• Pol & Pott

Aus: Ausgabe vom 03.11.2018, Seite 8 (Beilage) / Wochenendbeilage

Designerkekse für den Advent

Von Ina Bösecke

Am Sonntag wird meine Oma 96 Jahre alt. Tochter, Enkel und Urenkel spielen bei ihr keine Rolle mehr. Sie lebt im Altersheim zusammen mit ihrer Mutter, die bereits vor Jahrzehnten gestorben ist. Wie das geht? Man muss schon dement sein, um das zu verstehen. Die Mutter meiner Oma war weit und breit gefürchtet als Oberschreckschraube. Besonders meine Oma hatte unter ihr zu leiden. Im Moment scheint sich die Frau aber gut zu benehmen. Sie hängt zum Beispiel Bilder auf oder legt meiner Oma eine warme Strumpfhose hin. Das Band zwischen Müttern und Töchtern ist also stärker noch als Marmor, Stein und Eisen und scheint sogar über den Tod hinaus zu halten. Zumindest, wenn man dement ist.

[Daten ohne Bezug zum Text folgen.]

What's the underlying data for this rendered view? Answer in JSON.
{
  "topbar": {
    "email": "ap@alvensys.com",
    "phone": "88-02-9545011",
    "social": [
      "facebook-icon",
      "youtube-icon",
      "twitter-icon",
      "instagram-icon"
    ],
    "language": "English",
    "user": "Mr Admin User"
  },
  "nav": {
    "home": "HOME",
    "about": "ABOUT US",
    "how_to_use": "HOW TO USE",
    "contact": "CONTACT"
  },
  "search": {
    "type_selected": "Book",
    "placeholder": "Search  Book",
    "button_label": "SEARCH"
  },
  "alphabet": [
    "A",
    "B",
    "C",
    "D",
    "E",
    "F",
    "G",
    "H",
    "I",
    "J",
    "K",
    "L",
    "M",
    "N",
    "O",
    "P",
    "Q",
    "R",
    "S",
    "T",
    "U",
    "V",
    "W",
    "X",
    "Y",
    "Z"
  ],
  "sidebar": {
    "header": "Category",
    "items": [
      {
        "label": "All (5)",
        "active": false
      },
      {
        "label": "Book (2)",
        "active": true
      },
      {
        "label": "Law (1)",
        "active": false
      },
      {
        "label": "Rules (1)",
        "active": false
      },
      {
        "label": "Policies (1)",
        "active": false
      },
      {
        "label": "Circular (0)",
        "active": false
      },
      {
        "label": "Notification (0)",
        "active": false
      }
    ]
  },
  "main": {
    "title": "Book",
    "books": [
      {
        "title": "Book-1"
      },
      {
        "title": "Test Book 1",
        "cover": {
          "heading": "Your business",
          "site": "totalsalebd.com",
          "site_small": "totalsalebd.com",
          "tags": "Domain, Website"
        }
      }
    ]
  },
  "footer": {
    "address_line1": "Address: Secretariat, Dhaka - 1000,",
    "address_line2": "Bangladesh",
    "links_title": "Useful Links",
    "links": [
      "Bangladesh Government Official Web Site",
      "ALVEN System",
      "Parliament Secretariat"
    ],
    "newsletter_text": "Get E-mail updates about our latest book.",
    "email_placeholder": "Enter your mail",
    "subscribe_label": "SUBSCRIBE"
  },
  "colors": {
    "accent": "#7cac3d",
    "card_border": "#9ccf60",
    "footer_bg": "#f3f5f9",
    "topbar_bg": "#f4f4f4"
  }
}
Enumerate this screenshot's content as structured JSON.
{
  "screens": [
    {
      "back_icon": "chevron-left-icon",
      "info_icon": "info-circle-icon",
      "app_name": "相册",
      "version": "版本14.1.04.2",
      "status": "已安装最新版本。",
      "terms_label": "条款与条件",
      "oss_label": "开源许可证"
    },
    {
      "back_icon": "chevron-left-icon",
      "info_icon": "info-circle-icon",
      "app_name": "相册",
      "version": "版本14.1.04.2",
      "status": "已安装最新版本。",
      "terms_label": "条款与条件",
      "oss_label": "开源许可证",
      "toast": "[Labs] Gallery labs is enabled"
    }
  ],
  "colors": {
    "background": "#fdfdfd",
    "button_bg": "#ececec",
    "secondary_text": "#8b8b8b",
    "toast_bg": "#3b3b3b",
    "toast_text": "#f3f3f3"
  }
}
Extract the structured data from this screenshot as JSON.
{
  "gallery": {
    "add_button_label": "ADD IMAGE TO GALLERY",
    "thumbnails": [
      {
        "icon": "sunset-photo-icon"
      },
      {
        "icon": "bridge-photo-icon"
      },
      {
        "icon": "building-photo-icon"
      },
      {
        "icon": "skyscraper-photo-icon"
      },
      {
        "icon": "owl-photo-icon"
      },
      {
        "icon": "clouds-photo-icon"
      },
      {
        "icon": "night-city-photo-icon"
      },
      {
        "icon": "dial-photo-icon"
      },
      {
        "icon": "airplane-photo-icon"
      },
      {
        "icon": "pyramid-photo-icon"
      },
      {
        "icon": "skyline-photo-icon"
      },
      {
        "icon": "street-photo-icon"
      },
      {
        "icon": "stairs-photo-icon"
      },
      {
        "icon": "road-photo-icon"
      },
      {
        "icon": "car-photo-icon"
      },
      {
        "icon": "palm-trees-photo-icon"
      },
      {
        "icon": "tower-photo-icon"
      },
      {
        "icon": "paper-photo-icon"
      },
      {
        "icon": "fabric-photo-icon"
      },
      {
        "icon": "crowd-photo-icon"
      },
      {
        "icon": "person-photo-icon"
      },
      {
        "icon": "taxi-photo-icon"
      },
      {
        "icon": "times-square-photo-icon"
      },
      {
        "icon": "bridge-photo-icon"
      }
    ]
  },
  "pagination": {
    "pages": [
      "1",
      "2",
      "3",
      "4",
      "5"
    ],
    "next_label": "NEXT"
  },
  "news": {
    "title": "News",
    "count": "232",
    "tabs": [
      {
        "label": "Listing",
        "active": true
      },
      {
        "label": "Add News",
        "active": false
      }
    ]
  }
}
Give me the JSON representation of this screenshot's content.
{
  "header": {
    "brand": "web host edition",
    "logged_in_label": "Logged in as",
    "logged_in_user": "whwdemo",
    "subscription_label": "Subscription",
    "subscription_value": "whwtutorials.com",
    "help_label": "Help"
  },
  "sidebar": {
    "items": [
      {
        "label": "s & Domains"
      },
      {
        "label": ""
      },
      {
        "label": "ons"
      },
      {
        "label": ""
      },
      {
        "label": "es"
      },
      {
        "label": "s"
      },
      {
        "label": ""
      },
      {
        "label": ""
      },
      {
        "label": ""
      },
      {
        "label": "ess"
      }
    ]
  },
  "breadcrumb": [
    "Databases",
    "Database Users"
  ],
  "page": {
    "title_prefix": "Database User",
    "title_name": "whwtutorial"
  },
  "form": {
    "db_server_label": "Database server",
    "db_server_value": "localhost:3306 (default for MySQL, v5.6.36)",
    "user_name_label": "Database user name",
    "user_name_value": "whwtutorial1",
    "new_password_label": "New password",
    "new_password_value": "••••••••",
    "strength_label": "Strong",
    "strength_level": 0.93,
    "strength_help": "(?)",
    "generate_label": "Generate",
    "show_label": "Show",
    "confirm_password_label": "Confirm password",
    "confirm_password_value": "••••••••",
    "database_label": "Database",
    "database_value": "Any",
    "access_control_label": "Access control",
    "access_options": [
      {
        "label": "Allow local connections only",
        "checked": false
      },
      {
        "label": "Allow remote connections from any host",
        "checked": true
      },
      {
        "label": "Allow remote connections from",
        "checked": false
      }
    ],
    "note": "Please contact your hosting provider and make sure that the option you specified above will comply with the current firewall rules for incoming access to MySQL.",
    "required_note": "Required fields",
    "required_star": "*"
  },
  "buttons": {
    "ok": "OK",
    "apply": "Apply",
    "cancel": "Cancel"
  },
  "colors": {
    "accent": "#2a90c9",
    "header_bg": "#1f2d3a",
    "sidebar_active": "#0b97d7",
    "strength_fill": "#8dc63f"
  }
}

Der Film »Mütter und Töchter« (USA 2016) von Paul Duddridge und Nigel ­Levy widmet sich dieser starken und, wie man sich vielleicht denken kann, potentiell konfliktreichen Beziehung. Ausgehend von einer Fotografin, die ungewollt schwanger wird und nun ihren fotografischen Blick auf Mütter und Töchter richtet, werden verschiedene Beziehungen dieser Art vorgestellt. Wir sehen traurige Mütter und wütende Töchter. Sie missverstehen sich viel. Aber es existiert ein starkes Band, weshalb man sich eben doch liebt und verzeiht. Diesen Film kann man sich schon mal für die Adventszeit vormerken, in der man unter Umständen offener ist für Gefühlsduseleien. Passend dazu hat der Freund einer dieser Töchter auch die Rezeptidee für uns. Er trägt sich mit dem Gedanken, ein kleines Geschäft zu eröffnen, um Designerkekse zu verkaufen. Designerkekse? Wir streichen Designer und setzen Advent vor Kekse. Auch wenn der erst in vier Wochen beginnt.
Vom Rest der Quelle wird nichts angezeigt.